O ministério vai tentando resolver os problemas quando são públicos e as pessoas já perceberam isso. É preciso um fio condutor, uma estratégia, só se percebe uma gestão assim se o fio condutor for afundar o SNS. Há uma acumulação de necessidades. No período da troika houve um grande desinvestimento e não recuperámos. Se na altura tinha TACs novos, chegam aos dez anos ou mais, não oferecem segurança, avariam, contribuem para aumentar a desmotivação. Noventa milhões é muito bom, mas é uma gota no meio do oceano. Já foi dito que só para renovar equipamentos calcula-se que sejam necessários 1200 ME. Quando se investe em saúde 4,8% do PIB, não há muito volta a dar. Todos os partidos dizem o mesmo, mas quando chega a altura de votar o Orçamento do Estado aprovam aquilo que o Governo apresenta. É preciso investir mais e tratar melhor as pessoas, dar-lhes um propósito, um sistema em que acreditem.
Reviu-se no discurso de João Miguel Tavares no 10 de junho, com essa mensagem?
Sim, veio dizer de forma simples aquilo que vai na alma das pessoas. É um sentimento comum em vários setores e não é irrelevante: se fosse tudo só dinheiro, as pessoas saíam do país. Tem de haver investimento e um sinal positivo, que no caso da saúde tem de partir do ministério.
A conferência desta terça-feira tem como tema “A Agenda da Saúde para o Cidadão”. Qual é a novidade?
É inédita na medida em que os protagonistas vão ser os doentes. Achamos convictamente que o facto de as associações de doentes serem envolvidas levará a um sistema de saúde mais justo, diminuem influências, as próprias ordens às vezes são acusadas de algum corporativismo. Vão ser debatidos temas como cuidados de proximidade ou o acesso à saúde de forma equitativa em todo o território.
Na reunião do ano passado alertou para uma grande desigualdade entre a saúde nos grandes centros urbanos e nas regiões mais periféricas.
E agravou-se do ano passado para este. Vemo-lo em listas de espera para consulta e cirurgia, no encerramento temporário de serviços. O que aconteceu em Beja [a urgência de obstetrícia já esteve encerrada cinco vezes este ano por falta de profissionais] está a acontecer hoje em Vale do Sousa, um hospital que serve 600 mil pessoas. Todos os dias há serviços que estão na iminência de não ter gente para fazer urgências e vão-nas fazendo com mais sacrifício e mais horas extraordinárias. As pessoas estão cansadas: não podem estar permanentemente a fazer turnos em cima de turnos. E onde é que isto é mais grave? Não é em Lisboa e no Porto, é no Algarve, no Alentejo, no interior norte. A desigualdade no território aumenta as desigualdades sociais em saúde. Quem tem dinheiro até vai ao privado, quem não tem fica à espera. Queremos ouvir as propostas de doentes. Uma das propostas foi, enquanto não há médicos de família para todos os portugueses, por que não ser contratado esse serviço no privado? Queremos lançar ideias para o debate e esperamos ter este ano ainda um novo projeto depois desta conferência.

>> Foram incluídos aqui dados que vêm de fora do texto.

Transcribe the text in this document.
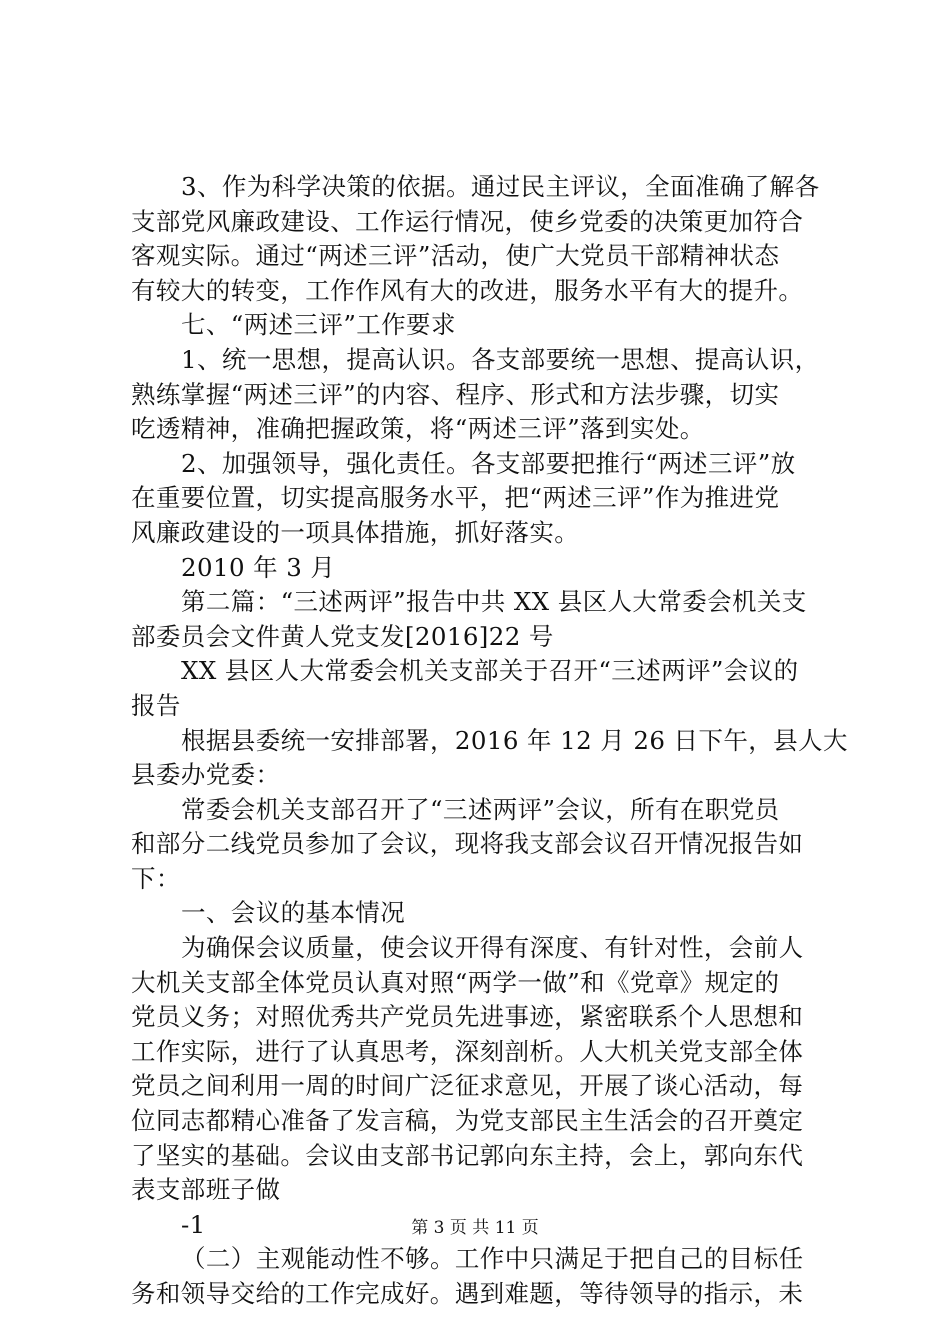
3、作为科学决策的依据。通过民主评议，全面准确了解各
支部党风廉政建设、工作运行情况，使乡党委的决策更加符合
客观实际。通过“两述三评”活动，使广大党员干部精神状态
有较大的转变，工作作风有大的改进，服务水平有大的提升。
七、“两述三评”工作要求
1、统一思想，提高认识。各支部要统一思想、提高认识，
熟练掌握“两述三评”的内容、程序、形式和方法步骤，切实
吃透精神，准确把握政策，将“两述三评”落到实处。
2、加强领导，强化责任。各支部要把推行“两述三评”放
在重要位置，切实提高服务水平，把“两述三评”作为推进党
风廉政建设的一项具体措施，抓好落实。
2010 年 3 月
第二篇：“三述两评”报告中共 XX 县区人大常委会机关支
部委员会文件黄人党支发[2016]22 号
XX 县区人大常委会机关支部关于召开“三述两评”会议的
报告
根据县委统一安排部署，2016 年 12 月 26 日下午，县人大
县委办党委：
常委会机关支部召开了“三述两评”会议，所有在职党员
和部分二线党员参加了会议，现将我支部会议召开情况报告如
下：
一、会议的基本情况
为确保会议质量，使会议开得有深度、有针对性，会前人
大机关支部全体党员认真对照“两学一做”和《党章》规定的
党员义务；对照优秀共产党员先进事迹，紧密联系个人思想和
工作实际，进行了认真思考，深刻剖析。人大机关党支部全体
党员之间利用一周的时间广泛征求意见，开展了谈心活动，每
位同志都精心准备了发言稿，为党支部民主生活会的召开奠定
了坚实的基础。会议由支部书记郭向东主持，会上，郭向东代
表支部班子做
-1
（二）主观能动性不够。工作中只满足于把自己的目标任
务和领导交给的工作完成好。遇到难题，等待领导的指示，未
第 3 页 共 11 页
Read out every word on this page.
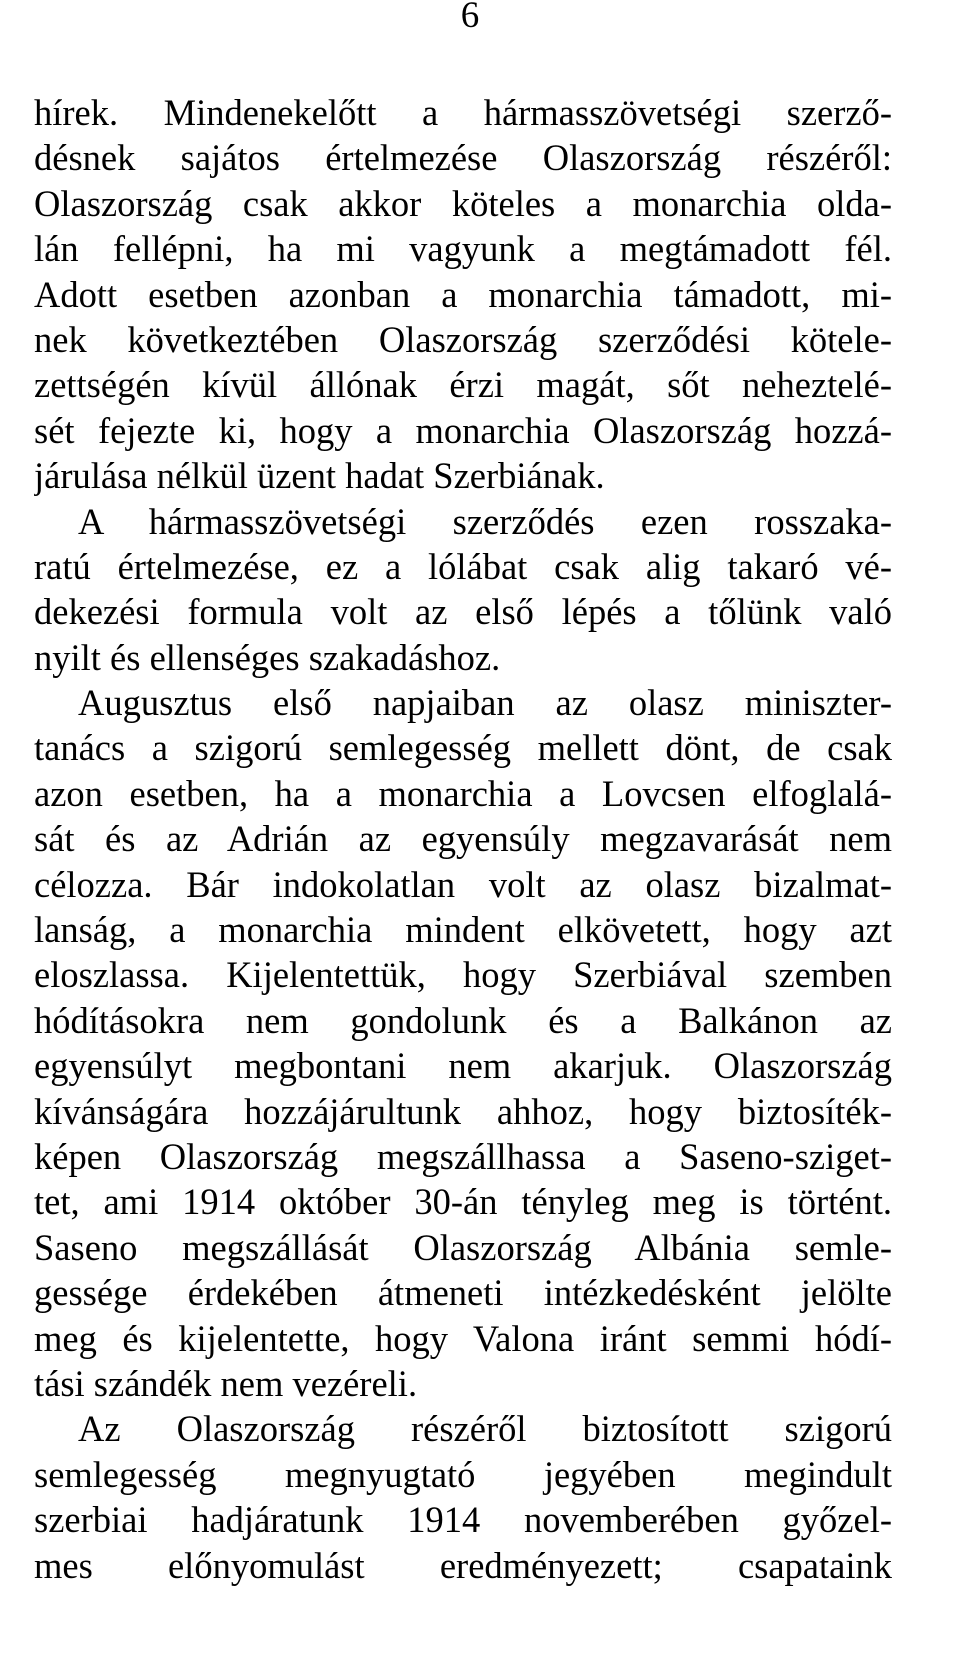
6
hírek. Mindenekelőtt a hármasszövetségi szerző-
désnek sajátos értelmezése Olaszország részéről:
Olaszország csak akkor köteles a monarchia olda-
lán fellépni, ha mi vagyunk a megtámadott fél.
Adott esetben azonban a monarchia támadott, mi-
nek következtében Olaszország szerződési kötele-
zettségén kívül állónak érzi magát, sőt neheztelé-
sét fejezte ki, hogy a monarchia Olaszország hozzá-
járulása nélkül üzent hadat Szerbiának.
A hármasszövetségi szerződés ezen rosszaka-
ratú értelmezése, ez a lólábat csak alig takaró vé-
dekezési formula volt az első lépés a tőlünk való
nyilt és ellenséges szakadáshoz.
Augusztus első napjaiban az olasz miniszter-
tanács a szigorú semlegesség mellett dönt, de csak
azon esetben, ha a monarchia a Lovcsen elfoglalá-
sát és az Adrián az egyensúly megzavarását nem
célozza. Bár indokolatlan volt az olasz bizalmat-
lanság, a monarchia mindent elkövetett, hogy azt
eloszlassa. Kijelentettük, hogy Szerbiával szemben
hódításokra nem gondolunk és a Balkánon az
egyensúlyt megbontani nem akarjuk. Olaszország
kívánságára hozzájárultunk ahhoz, hogy biztosíték-
képen Olaszország megszállhassa a Saseno-sziget-
tet, ami 1914 október 30-án tényleg meg is történt.
Saseno megszállását Olaszország Albánia semle-
gessége érdekében átmeneti intézkedésként jelölte
meg és kijelentette, hogy Valona iránt semmi hódí-
tási szándék nem vezéreli.
Az Olaszország részéről biztosított szigorú
semlegesség megnyugtató jegyében megindult
szerbiai hadjáratunk 1914 novemberében győzel-
mes előnyomulást eredményezett; csapataink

A Convenção foi vista como um movimento à direita. Revê-se nessa classificação?
Não julgo que essas críticas sejam justas. O dr. Eurico Castro Alves é o presidente da comissão organizadora. É mais à direita, se quiser. O alto comissário da Convenção é o dr. Manuel Pizarro, um homem à esquerda. Eu não sou à esquerda nem à direita, nunca estive inscrito em nenhum partido e já votei em partidos diferentes. Temos 180 instituições associadas, 70 associações de doentes, ordens profissionais, misericórdias, bombeiros. Não é tudo direita, se não o país estava à direita. As pessoas unem-se em torno de objetivos e preocupações.